Jewish funds drive is on a roll Giving increases for 8th straight year

surpasses $25 million

July 15, 1998|By Ernest F. Imhoff | Ernest F. Imhoff,SUN STAFF

An article in yesterday's Maryland section incorrectly reported that Sinai Hospital relies on the general fund drive of The Associated: Jewish Community Federation of Baltimore. Sinai conducts its own fund-raising campaign.

The Sun regrets the errors.

For the eighth straight year, Baltimore-area Jews have increased their giving to The Associated: Jewish Community Federation of Baltimore.

The local network and a similar organization in Palm Beach, Fla., are the only two of 200 Jewish federations in the United States that have raised more money each succeeding year in that period, said Ricki Baker, director of marketing here.

In the drive ending June 30, 15,710 donors gave $25,472,283 for programs and services in the 1998 annual Baltimore campaign, allowing The Associated to exceed its goal of $25 million.

FOR THE RECORD - CORRECTION

"The 1998 drive shows not how good we are in soliciting, but how incredibly bonded and supportive the community is," said Baker. "The Baltimore Jewish community thinks it's both an obligation and honor to care for one another."

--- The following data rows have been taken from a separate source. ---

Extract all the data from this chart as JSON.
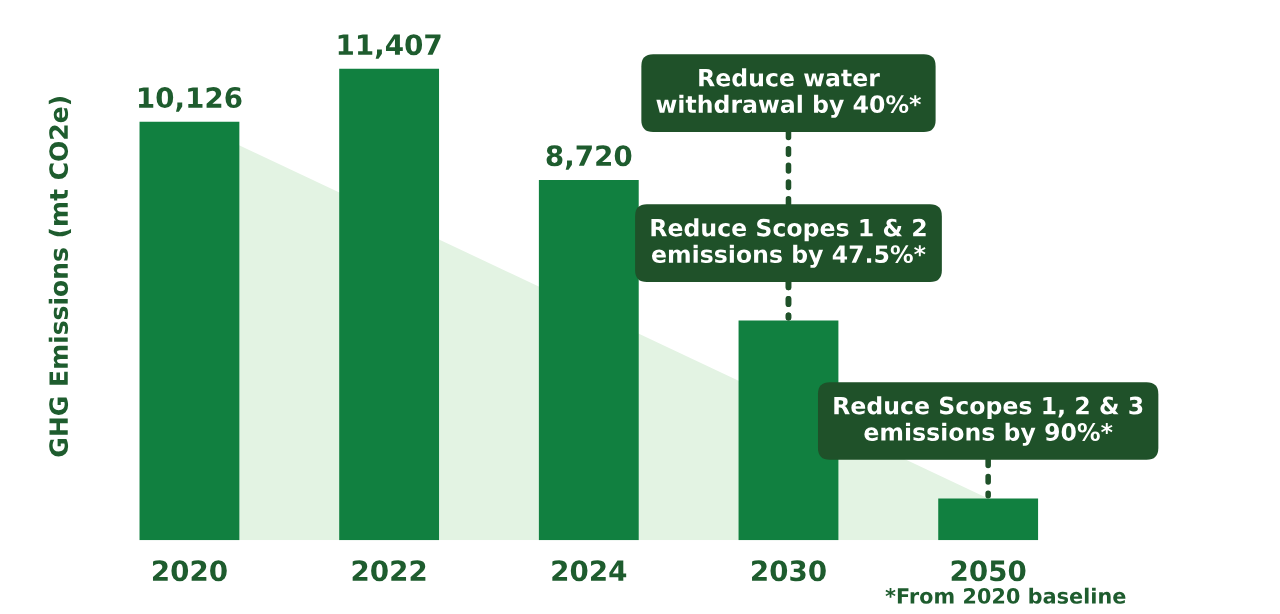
{
  "chart_data": {
    "type": "bar",
    "ylabel": "GHG Emissions (mt CO2e)",
    "categories": [
      "2020",
      "2022",
      "2024",
      "2030",
      "2050"
    ],
    "series": [
      {
        "type": "area",
        "color": "#e3f3e3",
        "values": [
          10126,
          null,
          null,
          null,
          1013
        ]
      },
      {
        "color": "#118040",
        "values": [
          10126,
          11407,
          8720,
          5316,
          1013
        ],
        "value_labels": [
          "10,126",
          "11,407",
          "8,720",
          null,
          null
        ]
      }
    ],
    "grid": false,
    "legend": false,
    "annotations": [
      {
        "text": "Reduce Scopes 1 & 2\nemissions by 47.5%*",
        "x": "2030",
        "y": 5316
      },
      {
        "text": "Reduce water\nwithdrawal by 40%*",
        "x": "2030",
        "y": 5316
      },
      {
        "text": "Reduce Scopes 1, 2 & 3\nemissions by 90%*",
        "x": "2050",
        "y": 1013
      },
      "*From 2020 baseline"
    ]
  }
}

The association is made up of 18 constituent agencies, including Jewish Family Services, Baltimore Hebrew University, Baltimore Jewish Council, Jewish Community Center and Sinai Hospital. The drive largely eliminates the need for them to run their own campaigns.

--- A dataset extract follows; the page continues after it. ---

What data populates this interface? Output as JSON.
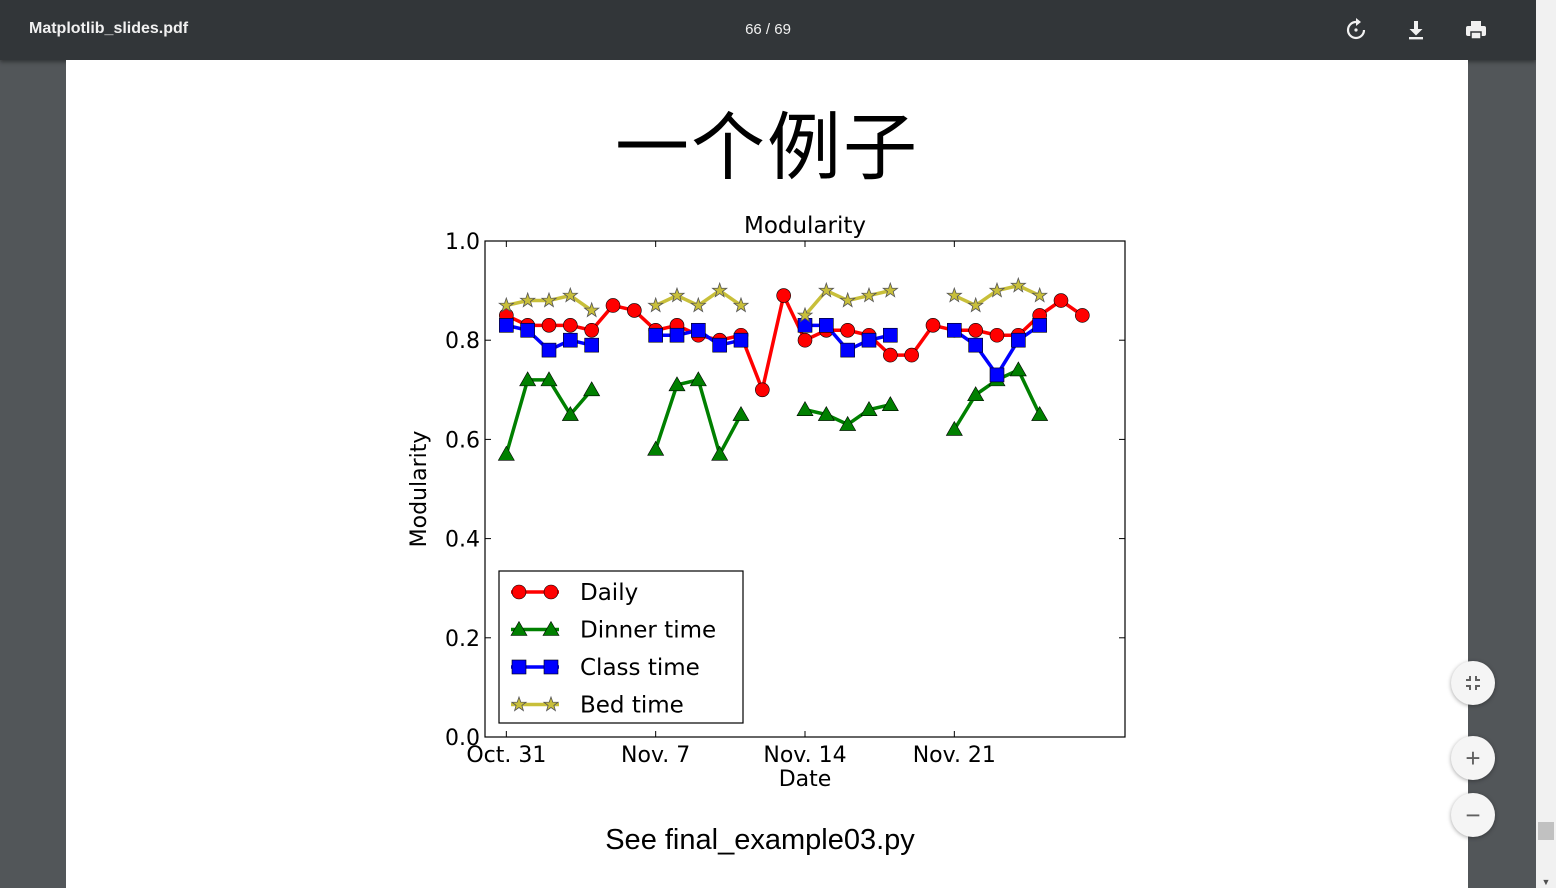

Martha Weiman, the new chairwoman of the 1999 women's campaign who is also active in the national United Jewish Appeal, said: "It's always amazing to me how highly Baltimore is thought of in the whole federated system because of its giving and caring."

Over three years beginning last year, some funds are being spent to help address three "priority issues," said Lawrence Ziffer, vice president for community development. The three are:

* Providing a Jewish education for every child who wants one.

* Providing the means and support for the elderly and disabled to live independently and with dignity.

* Creating more ways to reach out to teen-agers and college students to provide them with fuller Jewish lives.

* Of the $25.4 million, about $13 million benefits local Jewish services and programs addressing social, religious, cultural, recreational, counseling and adjustment needs. The rest goes to national and overseas programs and local overhead.

The cost of running the campaign was 6.8 percent. Other administrative costs totaled 4.2 percent, for a combined overhead of about 11 percent.

The general chairman was Jon H. Levinson, executive vice president, Alex Cooper Oriental Rugs and Auctioneers. Of the 1998 total, $5,762,572 was attributed to the women's department campaign directed by Genine Macks Fidler, who is a partner in the Fidler and Macks law firm.

Chairman of the 1999 general drive is Stewart J. Greenebaum, president of Greenebaum & Rose Associates, Baltimore and Washington developers.

"Our goal has to be more than monetary," he said. "We're continually telling donors how their money is being used, with extraordinarily low overhead."

The goal for the 1999 campaign is $26 million, of which $6 million is the target of the women's department.

Weiman, who is vice president of Drapery Contractors Inc., said:

"Our women's department is growing both in campaigners and donors. More and more women are controlling money. They are educated and knowledgeable. They approach philanthropy in a different way [than men]. They follow their dollars, they don't just write checks."